¿Intervencion de la O.N.U.?

¿Intervencion de la O.N.U.?

La violencia que viven como regla los habitantes de Ciudad Juárez Chihuahua es alarmante. Las cifras que se conocen dibujan a la antes llamada “Paso del Norte” en un enclave fuera de control de la legalidad en el que los bandos del narcotráfico sostienen reyertas en la vía pública, adentro y afuera de viviendas, establecimientos oficiales o privados. Desde hace más de una década se ha señalado a Ciudad Juárez como una comarca peligrosa en la que se contabilizan miles de casos de homicidios de mujeres, fenómeno identificado como feminicidios, hoy las cifras de crímenes letales han crecido y extendido sobre todo a varones jóvenes —como los ultimados la semana pasada— y entonces la refieren como suerte de necrópolis contemporánea.
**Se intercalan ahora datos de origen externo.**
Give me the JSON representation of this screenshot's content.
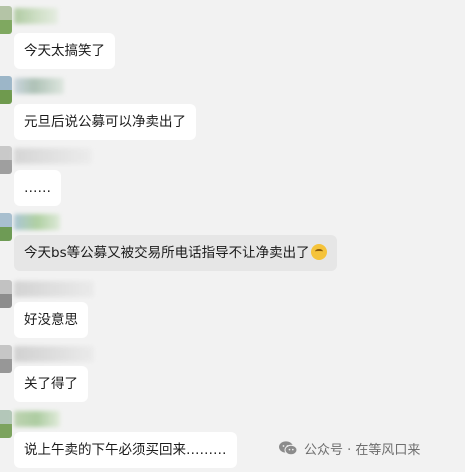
{
  "messages": [
    {
      "text": "今天太搞笑了",
      "has_emoji": false
    },
    {
      "text": "元旦后说公募可以净卖出了",
      "has_emoji": false
    },
    {
      "text": "……",
      "has_emoji": false
    },
    {
      "text": "今天bs等公募又被交易所电话指导不让净卖出了",
      "has_emoji": true,
      "emoji": "thinking-emoji"
    },
    {
      "text": "好没意思",
      "has_emoji": false
    },
    {
      "text": "关了得了",
      "has_emoji": false
    },
    {
      "text": "说上午卖的下午必须买回来………",
      "has_emoji": false
    }
  ],
  "watermark": {
    "text": "公众号 · 在等风口来",
    "icon": "wechat-official-account-icon"
  },
  "colors": {
    "background": "#f2f2f2",
    "bubble": "#ffffff",
    "bubble_highlighted": "#e6e6e6",
    "text": "#1b1b1b",
    "watermark_text": "#6e6e6e"
  }
}
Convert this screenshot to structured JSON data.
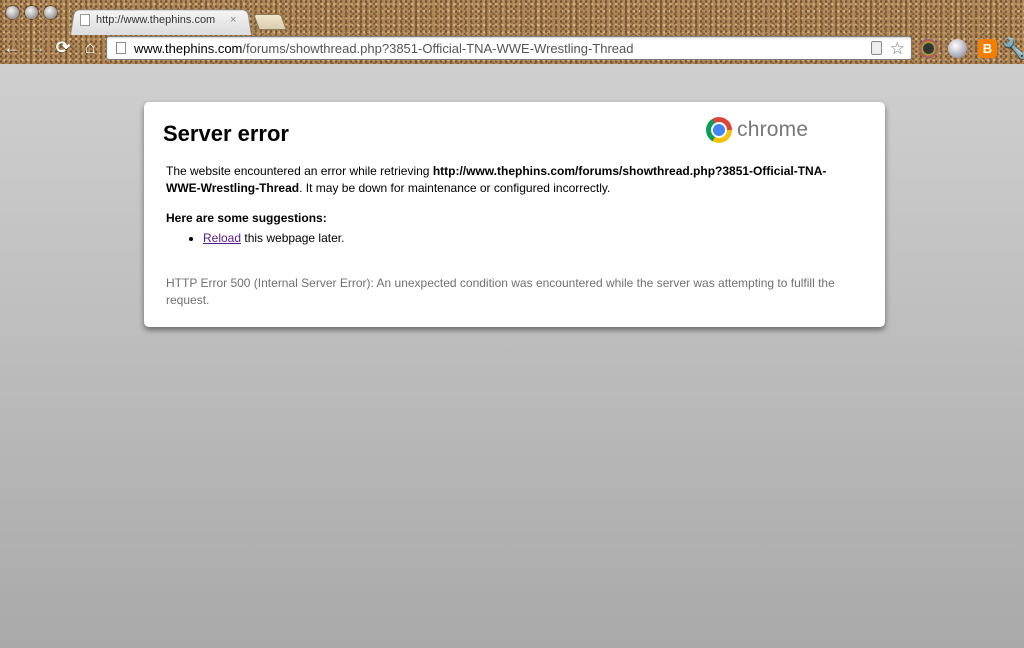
{
  "tab": {
    "title": "http://www.thephins.com",
    "close_glyph": "×"
  },
  "toolbar": {
    "back_glyph": "←",
    "forward_glyph": "→",
    "reload_glyph": "⟳",
    "home_glyph": "⌂",
    "wrench_glyph": "🔧",
    "blogger_glyph": "B"
  },
  "omnibox": {
    "domain": "www.thephins.com",
    "path": "/forums/showthread.php?3851-Official-TNA-WWE-Wrestling-Thread",
    "star_glyph": "☆"
  },
  "icons": [
    "page-icon",
    "star-icon",
    "extension-icon",
    "globe-icon",
    "blogger-icon",
    "wrench-icon",
    "chrome-logo-icon"
  ],
  "error": {
    "logo_text": "chrome",
    "title": "Server error",
    "message_pre": "The website encountered an error while retrieving ",
    "message_url": "http://www.thephins.com/forums/showthread.php?3851-Official-TNA-WWE-Wrestling-Thread",
    "message_post": ". It may be down for maintenance or configured incorrectly.",
    "suggestions_heading": "Here are some suggestions:",
    "suggestion_link": "Reload",
    "suggestion_rest": " this webpage later.",
    "detail": "HTTP Error 500 (Internal Server Error): An unexpected condition was encountered while the server was attempting to fulfill the request."
  }
}
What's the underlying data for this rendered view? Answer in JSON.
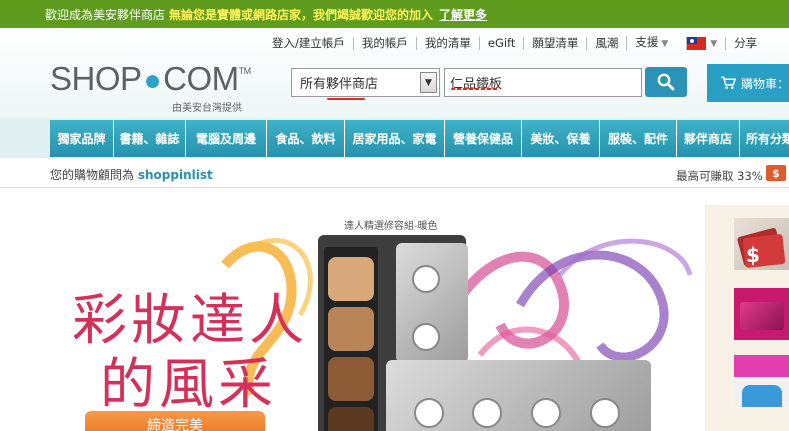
{
  "banner": {
    "welcome": "歡迎成為美安夥伴商店",
    "highlight": "無論您是實體或網路店家，我們竭誠歡迎您的加入",
    "learn_more": "了解更多"
  },
  "toplinks": {
    "login": "登入/建立帳戶",
    "account": "我的帳戶",
    "list": "我的清單",
    "egift": "eGift",
    "wishlist": "願望清單",
    "trend": "風潮",
    "support": "支援",
    "share": "分享"
  },
  "logo": {
    "left": "SHOP",
    "right": "COM",
    "tm": "TM",
    "tagline": "由美安台灣提供"
  },
  "search": {
    "store_select": "所有夥伴商店",
    "query": "仁品鐵板"
  },
  "cart": {
    "label": "購物車："
  },
  "nav": {
    "items": [
      "獨家品牌",
      "書籍、雜誌",
      "電腦及周邊",
      "食品、飲料",
      "居家用品、家電",
      "營養保健品",
      "美妝、保養",
      "服裝、配件",
      "夥伴商店",
      "所有分類"
    ]
  },
  "infobar": {
    "advisor_prefix": "您的購物顧問為",
    "advisor_name": "shoppinlist",
    "earn": "最高可賺取 33%",
    "earn_icon": "$"
  },
  "hero": {
    "caption": "達人精選修容組-暖色",
    "title_line1": "彩妝達人",
    "title_line2": "的風采",
    "cta": "締造完美"
  },
  "colors": {
    "banner": "#5f9c1e",
    "accent": "#2a9fc6",
    "title": "#d4315a"
  }
}
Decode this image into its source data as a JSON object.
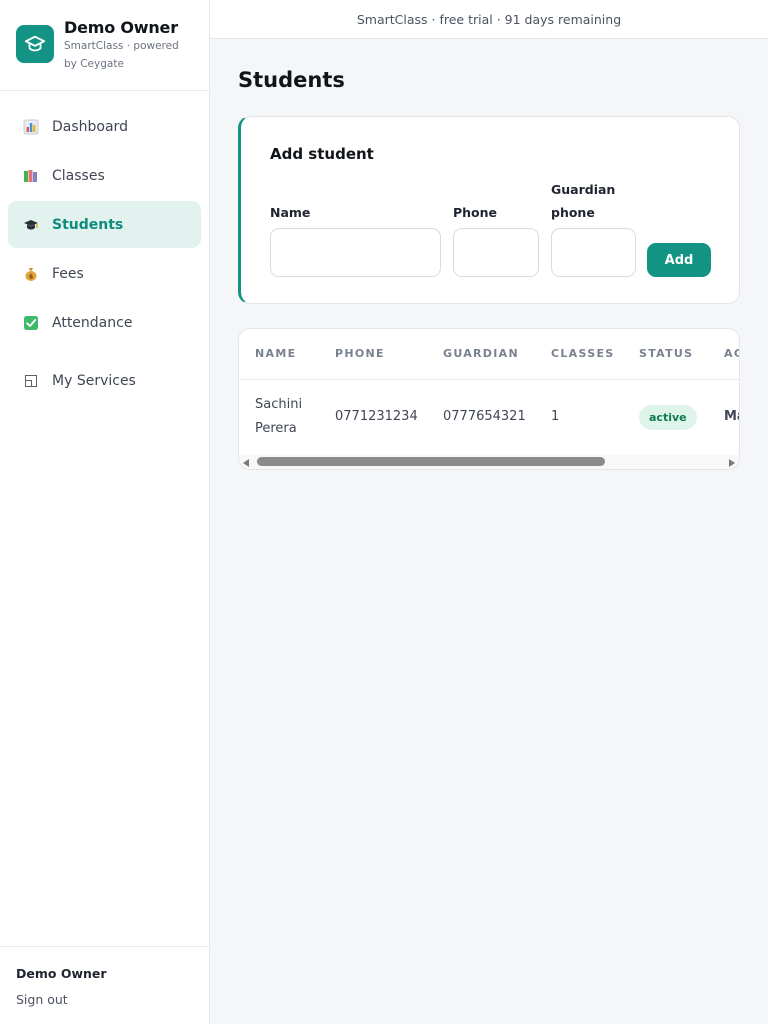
{
  "brand": {
    "title": "Demo Owner",
    "subtitle": "SmartClass · powered by Ceygate",
    "logo_icon": "graduation-cap-icon",
    "accent_color": "#129384"
  },
  "nav": {
    "items": [
      {
        "label": "Dashboard",
        "icon": "bar-chart-icon",
        "active": false
      },
      {
        "label": "Classes",
        "icon": "books-icon",
        "active": false
      },
      {
        "label": "Students",
        "icon": "graduation-cap-icon",
        "active": true
      },
      {
        "label": "Fees",
        "icon": "money-bag-icon",
        "active": false
      },
      {
        "label": "Attendance",
        "icon": "check-box-icon",
        "active": false
      },
      {
        "label": "My Services",
        "icon": "window-icon",
        "active": false
      }
    ]
  },
  "user": {
    "name": "Demo Owner",
    "sign_out_label": "Sign out"
  },
  "banner": {
    "text": "SmartClass · free trial · 91 days remaining"
  },
  "page": {
    "title": "Students"
  },
  "add_form": {
    "title": "Add student",
    "fields": [
      {
        "label": "Name",
        "value": "",
        "placeholder": ""
      },
      {
        "label": "Phone",
        "value": "",
        "placeholder": ""
      },
      {
        "label": "Guardian phone",
        "value": "",
        "placeholder": ""
      }
    ],
    "submit_label": "Add"
  },
  "table": {
    "columns": [
      "NAME",
      "PHONE",
      "GUARDIAN",
      "CLASSES",
      "STATUS",
      "AC"
    ],
    "rows": [
      {
        "name": "Sachini Perera",
        "phone": "0771231234",
        "guardian": "0777654321",
        "classes": "1",
        "status": "active",
        "action": "Ma"
      }
    ]
  }
}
Miles han cambiado de residencia a El Paso, Texas, ahora sabemos que las bandas criminales también radican allá y cruzan de un lado al otro con impunidad. Aumenta el reclamo de la intervención de la ONU mediante sus cascos azules, un planteamiento que sintetiza una solución extrema e inimaginable en un México aferrado al sentimiento soberanista. Se habla de miles de “ejecutados” y es la ciudad más violenta del planeta. No son ejecuciones, son asesinatos, hablar de ejecuciones es una expresión inexacta que los medios y los políticos emplean para referirse a los muertos por ajustes de cuentas entre los gatilleros e incluyen a las víctimas ajenas las disputas territoriales relacionadas con el tráfico de drogas, o sea a inocentes. Las ejecuciones son aquellas que se concretan cuando se aplica la pena de muerte a un reo por sentencia de un tribunal competente, con lo aberrante que eso sea (la pena de muerte).Lo que ocurre en Juárez es otra cosa, es un campo de batalla en el que no se observan las mínimas reglas que por lo absurdo que parezca son parte del Derecho de la Guerra (Derecho Internacional Humanitario) medidas que se comprometen a respetar los bandos beligerantes para evitar sufrimiento a las personas que no participan en las hostilidades, básicamente mujeres, ancianos y niños, así como permitir la operación de la Cruz Roja para rescatar a los heridos en batalla y salvarles la vida.

El nacionalismo mexicano se cimbra con la eventual intervención de la ONU en esa zona en la que impera la barbarie a pesar de estar bajo el resguardo del Ejército y la policía federal.

Es paradójico que esa cuestión se trate justo cuando celebraremos el Bicentenario de la Independencia y el Centenario de la Revolución que prohijó un régimen autoritario que sin embargo basaba su fortaleza en décadas de paz social. Los legisladores consideran que lo urgente es reforzar la laicidad de la república modificando la Constitución, ojalá se aseguren, además, de reafirmar en ella el derecho a la seguridad pública en todo el país y suprimir la culpa del himno nacional por aquello de: “…que en el cielo tu eterno destino/ por el dedo de Dios se escribió.”